# The Ubuntu Forum Community > Other Discussion and Support > Assistive Technology & Accessibility >  simple on-screen keyboard (sok) arabic layout

## revoltism

I have tried hard do find a ready to use arabic layout for simple on-screen keyboard (sok) but have yet to find it. So i thought i do this thread my self.

I have attached the file below. Just download it to /home/user/.sok/layouts, extract it and go to settings in onboard and add arabic.sok.

----------


## nasrat

Thanks a lot. It was really useful.

----------


## zsawah

what is onboard?

----------


## Sef

> what is onboard?


Read Wikipedia's article.

----------


## simon54

Nice Job,
A request from someone who can not do any programming. 
Can you please create one for Persian language too. There are only 4 characters which are different between persian and arabic.
Arabic has 28 letters while persian has 32.

----------


## cash1981

Yes please do this for persian language as well. I have been looking for it.

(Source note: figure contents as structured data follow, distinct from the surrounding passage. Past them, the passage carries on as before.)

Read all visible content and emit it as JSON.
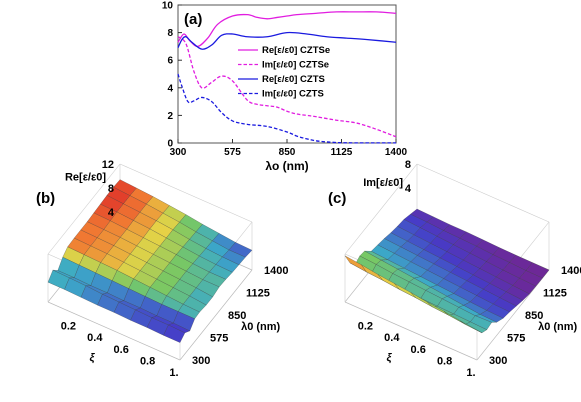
{
  "panels": {
    "a_tag": "(a)",
    "b_tag": "(b)",
    "c_tag": "(c)"
  },
  "chart_data": [
    {
      "type": "line",
      "panel": "(a)",
      "xlabel": "λo (nm)",
      "ylabel": "",
      "xlim": [
        300,
        1400
      ],
      "ylim": [
        0,
        10
      ],
      "xticks": [
        "300",
        "575",
        "850",
        "1125",
        "1400"
      ],
      "yticks": [
        "0",
        "2",
        "4",
        "6",
        "8",
        "10"
      ],
      "legend_position": "center-right",
      "series": [
        {
          "name": "Re[ε/ε0] CZTSe",
          "color": "#e11de0",
          "dash": false,
          "x": [
            300,
            330,
            360,
            400,
            450,
            500,
            575,
            650,
            700,
            750,
            800,
            850,
            900,
            1000,
            1100,
            1200,
            1300,
            1400
          ],
          "y": [
            7.3,
            7.9,
            7.4,
            7.0,
            7.6,
            8.6,
            9.2,
            9.3,
            9.1,
            9.0,
            9.1,
            9.2,
            9.3,
            9.4,
            9.5,
            9.5,
            9.5,
            9.4
          ]
        },
        {
          "name": "Im[ε/ε0] CZTSe",
          "color": "#e11de0",
          "dash": true,
          "x": [
            300,
            340,
            380,
            420,
            470,
            520,
            575,
            650,
            700,
            750,
            800,
            850,
            900,
            950,
            1000,
            1100,
            1200,
            1300,
            1400
          ],
          "y": [
            7.7,
            7.2,
            5.2,
            4.0,
            4.4,
            4.85,
            4.5,
            3.1,
            2.8,
            2.7,
            2.6,
            2.3,
            2.1,
            2.0,
            1.9,
            1.65,
            1.45,
            1.0,
            0.45
          ]
        },
        {
          "name": "Re[ε/ε0] CZTS",
          "color": "#1a1adf",
          "dash": false,
          "x": [
            300,
            320,
            340,
            370,
            420,
            470,
            520,
            575,
            650,
            750,
            850,
            950,
            1050,
            1150,
            1250,
            1400
          ],
          "y": [
            6.9,
            7.5,
            7.7,
            7.3,
            6.8,
            7.1,
            7.8,
            7.9,
            7.7,
            7.7,
            8.0,
            7.9,
            7.7,
            7.6,
            7.5,
            7.3
          ]
        },
        {
          "name": "Im[ε/ε0] CZTS",
          "color": "#1a1adf",
          "dash": true,
          "x": [
            300,
            320,
            350,
            380,
            420,
            470,
            520,
            575,
            650,
            750,
            850,
            900,
            950,
            1000,
            1050,
            1100,
            1125,
            1200,
            1300,
            1400
          ],
          "y": [
            5.0,
            4.1,
            3.0,
            3.05,
            3.3,
            3.0,
            2.2,
            1.6,
            1.35,
            1.2,
            0.8,
            0.5,
            0.3,
            0.15,
            0.08,
            0.03,
            0.02,
            0.01,
            0.01,
            0.01
          ]
        }
      ]
    },
    {
      "type": "surface",
      "panel": "(b)",
      "zlabel": "Re[ε/ε0]",
      "xlabel": "ξ",
      "ylabel": "λ0 (nm)",
      "zticks": [
        "4",
        "8",
        "12"
      ],
      "zlim": [
        4,
        12
      ],
      "xticks": [
        "0.2",
        "0.4",
        "0.6",
        "0.8",
        "1."
      ],
      "yticks": [
        "1400",
        "1125",
        "850",
        "575",
        "300"
      ],
      "colormap": "rainbow",
      "xi": [
        0,
        0.125,
        0.25,
        0.375,
        0.5,
        0.625,
        0.75,
        0.875,
        1.0
      ],
      "lambda": [
        300,
        375,
        450,
        525,
        600,
        700,
        800,
        900,
        1000,
        1100,
        1200,
        1300,
        1400
      ],
      "z": [
        [
          7.3,
          8.3,
          7.2,
          8.4,
          9.1,
          9.2,
          9.2,
          9.2,
          9.3,
          9.4,
          9.5,
          9.5,
          9.4
        ],
        [
          7.3,
          8.2,
          7.2,
          8.3,
          9.0,
          9.1,
          9.1,
          9.1,
          9.2,
          9.3,
          9.3,
          9.3,
          9.2
        ],
        [
          7.2,
          8.1,
          7.1,
          8.2,
          8.9,
          9.0,
          9.0,
          9.0,
          9.0,
          9.1,
          9.1,
          9.1,
          9.0
        ],
        [
          7.1,
          7.9,
          7.1,
          8.1,
          8.8,
          8.8,
          8.8,
          8.8,
          8.8,
          8.9,
          8.9,
          8.8,
          8.7
        ],
        [
          7.1,
          7.8,
          7.0,
          8.0,
          8.6,
          8.6,
          8.6,
          8.6,
          8.6,
          8.6,
          8.6,
          8.5,
          8.4
        ],
        [
          7.0,
          7.7,
          7.0,
          7.9,
          8.4,
          8.4,
          8.4,
          8.4,
          8.4,
          8.3,
          8.2,
          8.1,
          8.0
        ],
        [
          7.0,
          7.6,
          6.9,
          7.8,
          8.2,
          8.2,
          8.2,
          8.2,
          8.1,
          8.0,
          7.9,
          7.8,
          7.7
        ],
        [
          6.9,
          7.6,
          6.9,
          7.8,
          8.0,
          8.0,
          8.0,
          8.0,
          7.9,
          7.8,
          7.7,
          7.5,
          7.4
        ],
        [
          6.9,
          7.5,
          6.8,
          7.8,
          7.9,
          7.7,
          7.7,
          8.0,
          7.9,
          7.7,
          7.6,
          7.5,
          7.3
        ]
      ]
    },
    {
      "type": "surface",
      "panel": "(c)",
      "zlabel": "Im[ε/ε0]",
      "xlabel": "ξ",
      "ylabel": "λ0 (nm)",
      "zticks": [
        "4",
        "8"
      ],
      "zlim": [
        0,
        8
      ],
      "xticks": [
        "0.2",
        "0.4",
        "0.6",
        "0.8",
        "1."
      ],
      "yticks": [
        "1400",
        "1125",
        "850",
        "575",
        "300"
      ],
      "colormap": "rainbow",
      "xi": [
        0,
        0.125,
        0.25,
        0.375,
        0.5,
        0.625,
        0.75,
        0.875,
        1.0
      ],
      "lambda": [
        300,
        375,
        450,
        525,
        600,
        700,
        800,
        900,
        1000,
        1100,
        1200,
        1300,
        1400
      ],
      "z": [
        [
          7.7,
          5.5,
          4.1,
          4.6,
          4.4,
          3.0,
          2.7,
          2.4,
          2.0,
          1.7,
          1.5,
          1.0,
          0.5
        ],
        [
          7.4,
          5.2,
          3.9,
          4.4,
          4.1,
          2.8,
          2.5,
          2.2,
          1.8,
          1.5,
          1.3,
          0.9,
          0.4
        ],
        [
          7.0,
          5.0,
          3.7,
          4.1,
          3.8,
          2.6,
          2.3,
          2.0,
          1.6,
          1.3,
          1.1,
          0.7,
          0.3
        ],
        [
          6.7,
          4.7,
          3.6,
          3.9,
          3.5,
          2.4,
          2.1,
          1.8,
          1.4,
          1.1,
          0.9,
          0.6,
          0.3
        ],
        [
          6.4,
          4.5,
          3.4,
          3.7,
          3.2,
          2.2,
          1.9,
          1.6,
          1.2,
          0.9,
          0.7,
          0.5,
          0.2
        ],
        [
          6.0,
          4.2,
          3.3,
          3.5,
          2.9,
          2.0,
          1.7,
          1.4,
          1.0,
          0.7,
          0.5,
          0.3,
          0.1
        ],
        [
          5.7,
          4.0,
          3.2,
          3.3,
          2.6,
          1.8,
          1.5,
          1.2,
          0.8,
          0.5,
          0.3,
          0.2,
          0.05
        ],
        [
          5.3,
          3.7,
          3.1,
          3.1,
          2.3,
          1.6,
          1.3,
          1.0,
          0.6,
          0.3,
          0.15,
          0.05,
          0.02
        ],
        [
          5.0,
          3.5,
          3.0,
          3.2,
          2.2,
          1.5,
          1.2,
          0.8,
          0.4,
          0.1,
          0.03,
          0.01,
          0.01
        ]
      ]
    }
  ]
}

I tried it. I ran onboard -l arabic.sok and it showed arabic letters, however it still didn't write arabic letters

----------


## drzacks

Oh..thanks a lot. It work very well. Thank you

----------


## alab0

Dear All..
Also,you can install (sok) Arabic layout by go to system>preferences>Keyboard,then tab to Layouts>Add>Choose Layout by language,then browse to arabic then click on add.
have fun
 :Wink:

----------